The complaint alleges that “plaintiff delivered the property to the defendant upon an agreement of said defendant to return the same, and the whole thereof, to plaintiff on or before the 13th of August, 1868, and defendant then agreed so to return and deliver said property to plaintiff; and plaintiff avers that said defendant has failed, refused and neglected so to return said property to plaintiff, but hath, since said 13th day of August, A, D, 1868, wrongfully kept and detained the said property, and the whole thereof, from plaintiff, and still keeps and detains the same as aforesaid.” This, it is true, is not a direct positive averment of a demand. A demand is only to be inferred from the allegation that the defendant agreed to return the property at a specified day, and that he had “refused and neglected ” so to do, but had “wrongfully kept and detained said property.” If, in view of the averments, it was necessary to make a demand, the defect would have been a ground for demurrer or objection to evidence. But the defense is a technical one, at best, and was not raised at all, in any form, in the Court below. The answer first denied the allegations of the complaint, and put in issue the ownership of the property and the agreement alleged. Then it set up an affirmative separate defense, in which it was alleged that the defendant had received the property as security for the payment of certain sums of money which it was averred had not been paid, and that he held it in his own right. This affirmative defense appears to have been the principal point in contest at the trial. I do not see why the principle adopted in Smith v. Shaw (16 Cal. 88), Bolton v. Landers (27 Cal. 104), and Ingraham v. Baldwin (9 N. Y. 46-7), should not be applicable to this case. The defendant put himself in an antagonistic position on the question of title, and rested his defense on that. Had this technical objection been made in the Court below, it could, perhaps, have been readily obviated by amendment. Although the demand is only inferrible from the other allega*513tions, yet the averment is sufficiently general to embrace the demand inferentially; and we should not, in view of the course taken in the answer and at the trial, be justified in reversing the judgment upon this objection taken for the first time in this Court.

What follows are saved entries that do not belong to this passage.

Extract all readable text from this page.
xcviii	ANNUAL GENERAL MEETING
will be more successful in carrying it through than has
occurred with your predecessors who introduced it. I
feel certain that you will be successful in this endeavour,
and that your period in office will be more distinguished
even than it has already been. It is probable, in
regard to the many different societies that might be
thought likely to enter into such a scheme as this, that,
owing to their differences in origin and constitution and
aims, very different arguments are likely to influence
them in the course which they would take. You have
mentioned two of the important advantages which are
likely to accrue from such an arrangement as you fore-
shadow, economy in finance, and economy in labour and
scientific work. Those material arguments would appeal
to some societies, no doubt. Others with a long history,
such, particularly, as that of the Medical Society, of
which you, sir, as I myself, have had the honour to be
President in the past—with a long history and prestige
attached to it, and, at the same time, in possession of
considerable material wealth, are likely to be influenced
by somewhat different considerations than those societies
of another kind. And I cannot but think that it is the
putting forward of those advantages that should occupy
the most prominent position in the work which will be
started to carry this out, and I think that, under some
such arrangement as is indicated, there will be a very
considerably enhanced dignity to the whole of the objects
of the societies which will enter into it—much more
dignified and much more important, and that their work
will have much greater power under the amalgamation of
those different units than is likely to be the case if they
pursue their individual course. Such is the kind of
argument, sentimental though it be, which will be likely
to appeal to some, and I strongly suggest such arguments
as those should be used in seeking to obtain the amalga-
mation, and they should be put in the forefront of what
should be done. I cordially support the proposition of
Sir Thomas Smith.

It is further insisted that the verdict is so defective that no judgment can be rendered on it. Although the verdict is very informal, to my mind it is perfectly apparent what the jury intended to express. And it is, that they found for plaintiff as to the title and right of possession of the property described in the complaint; that its value was $2,200, and that plaintiff had sustained damages to the amount of $300. It cannot well mean anything else. Besides, when the verdict was read, the plaintiff, as he was entitled to do under Section 172 of the Practice Act, asked the Court to direct the jury to retire and put their verdict in the proper form. Thereupon, the defendant’s counsel waived all objection to the form, and “admitted that said verdict was a finding for plaintiff as to the title and right of possession of the property described in the complaint, assessing the value thereof at $2,200, and assessing the damages for the detention thereof at $300.”
Upon this waiver and admission the Court directed the verdict to be recorded and judgment to be entered accordingly. Clearly, this is the true interpretation of the verdict, and after this waiver and admission, and the subsequent action upon it, when the plaintiff would otherwise have had it corrected, it would be unjust now to reverse the judgment for this informality in the verdict.
The verdict, properly interpreted, finds the particulars required by Section 177 of the Practice Act, in actions, “for the recovery of specific personal property.” The judgment, however, is not in the form prescribed by Section 200. The judgment for plaintiff should be “for the possession, or the value thereof, in case a delivery cannot bo had, and damages for the detention.” The judgment reverses the order, and is that the plaintiff “ have and recover of and from said defendant, Willis Jones, the sum of twenty-two hundred *514dollars, or return to said plaintiff all pipe and other materials,” etc. It does not say who is to return. The grammatical construction would indicate the plaintiff as the one to return it to the plaintiff. A judgment for a return is only appropriate when in favor of defendant. (See. 200.) The judgment in favor of plaintiff should be for the “possession” of the property, etc. The judgment is obscure and informal, and, I think, should he modified so as to conform to the statute.